According to media sources that cite a team doctor, it is “highly unlikely” that all-rounder Wanindu Hasaranga would participate in the 50-overs World Cup in India. This is the case despite the fact that Sri Lanka Cricket (SLC) is making every effort to help Wanindu Hasaranga’s efforts to recover from a hamstring injury.
The spin-bowling all-rounder suffered the injury while playing in the Lanka Premier League last month, and as a result, he was unable to participate in the Asia Cup, in which Sri Lanka ended in second place behind India.
Arjuna de Silva, the head of the medical panel for the SLC, was quoted as saying to the Sunday Times newspaper that “We are consulting foreign doctors to see whether or not he needs surgery.”
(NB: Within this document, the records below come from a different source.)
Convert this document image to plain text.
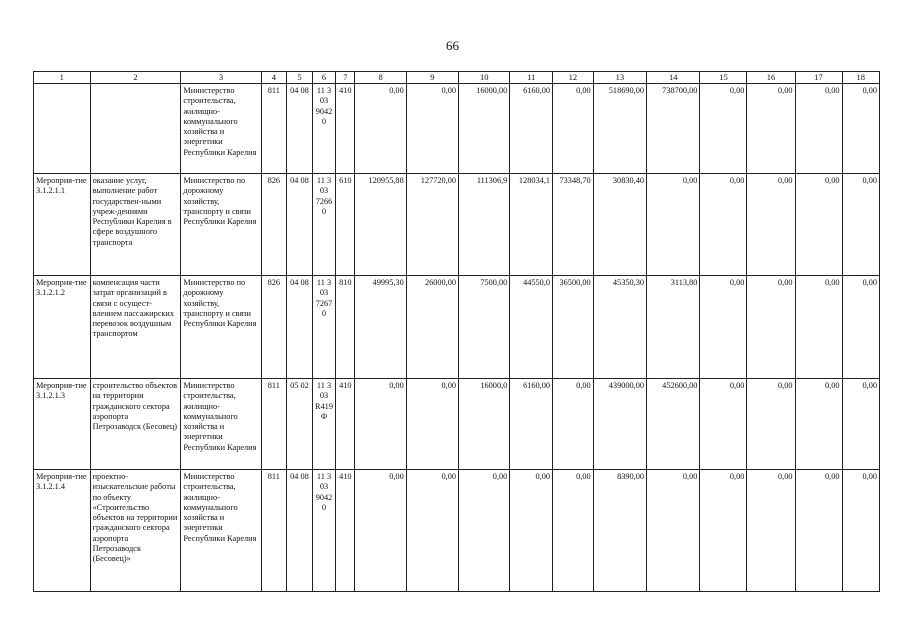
66
1	2	3	4	5	6	7	8	9	10	11	12	13	14	15	16	17	18
		Министерство строительства, жилищно-коммунального хозяйства и энергетики Республики Карелия	811	04 08	11 3 03 9042 0	410	0,00	0,00	16000,00	6160,00	0,00	518690,00	738700,00	0,00	0,00	0,00	0,00
Мероприя-тие 3.1.2.1.1	оказание услуг, выполнение работ государствен-ными учреж-дениями Республики Карелия в сфере воздушного транспорта	Министерство по дорожному хозяйству, транспорту и связи Республики Карелия	826	04 08	11 3 03 7266 0	610	120955,88	127720,00	111306,9	128034,1	73348,70	30830,40	0,00	0,00	0,00	0,00	0,00
Мероприя-тие 3.1.2.1.2	компенсация части затрат организаций в связи с осущест-влением пассажирских перевозок воздушным транспортом	Министерство по дорожному хозяйству, транспорту и связи Республики Карелия	826	04 08	11 3 03 7267 0	810	49995,30	26000,00	7500,00	44550,0	36500,00	45350,30	3113,80	0,00	0,00	0,00	0,00
Мероприя-тие 3.1.2.1.3	строительство объектов на территории гражданского сектора аэропорта Петрозаводск (Бесовец)	Министерство строительства, жилищно-коммунального хозяйства и энергетики Республики Карелия	811	05 02	11 3 03 R419 Ф	410	0,00	0,00	16000,0	6160,00	0,00	439000,00	452600,00	0,00	0,00	0,00	0,00
Мероприя-тие 3.1.2.1.4	проектно-изыскательские работы по объекту «Строительство объектов на территории гражданского сектора аэропорта Петрозаводск (Бесовец)»	Министерство строительства, жилищно-коммунального хозяйства и энергетики Республики Карелия	811	04 08	11 3 03 9042 0	410	0,00	0,00	0,00	0,00	0,00	8390,00	0,00	0,00	0,00	0,00	0,00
Should this occur, he will be unable for play for at least three months.
“The situation is not that great right now, and it’s highly unlikely that he will be able to play in the World Cup,” said the coach.
Given that the 26-year-old Hasaranga was the player who took the most wickets in each of the previous two Twenty20 World Cups, the loss of Hasaranga would be a significant setback for the team that won in 1996.
The World Cup will begin on October 5, and Sri Lanka has until September 28 to declare their 15-person roster to compete in the tournament.
De Silva said that the Sri Lankan Cricket team was doing all in their power to make Hasaranga ready to participate in some of the World Cup matches.
Since he is an essential component of our offensive strategy, we are investigating several additional possibilities to determine the most effective way to secure his participation in significant games.
“Everything hinges on the thoughts and recommendations of the consultant to whom we are attempting to present his reports,”
Due to an injury to his pectoral muscle, fast bowler Dushmantha Chameera faces the possibility of missing the World Cup.
“Chameera is bowling at the moment but still complains of pain,” de Silva added. “I’m not sure how long she’ll be able to continue.”
We contacted a physician in the United Kingdom so that we could determine the most effective way to treat him.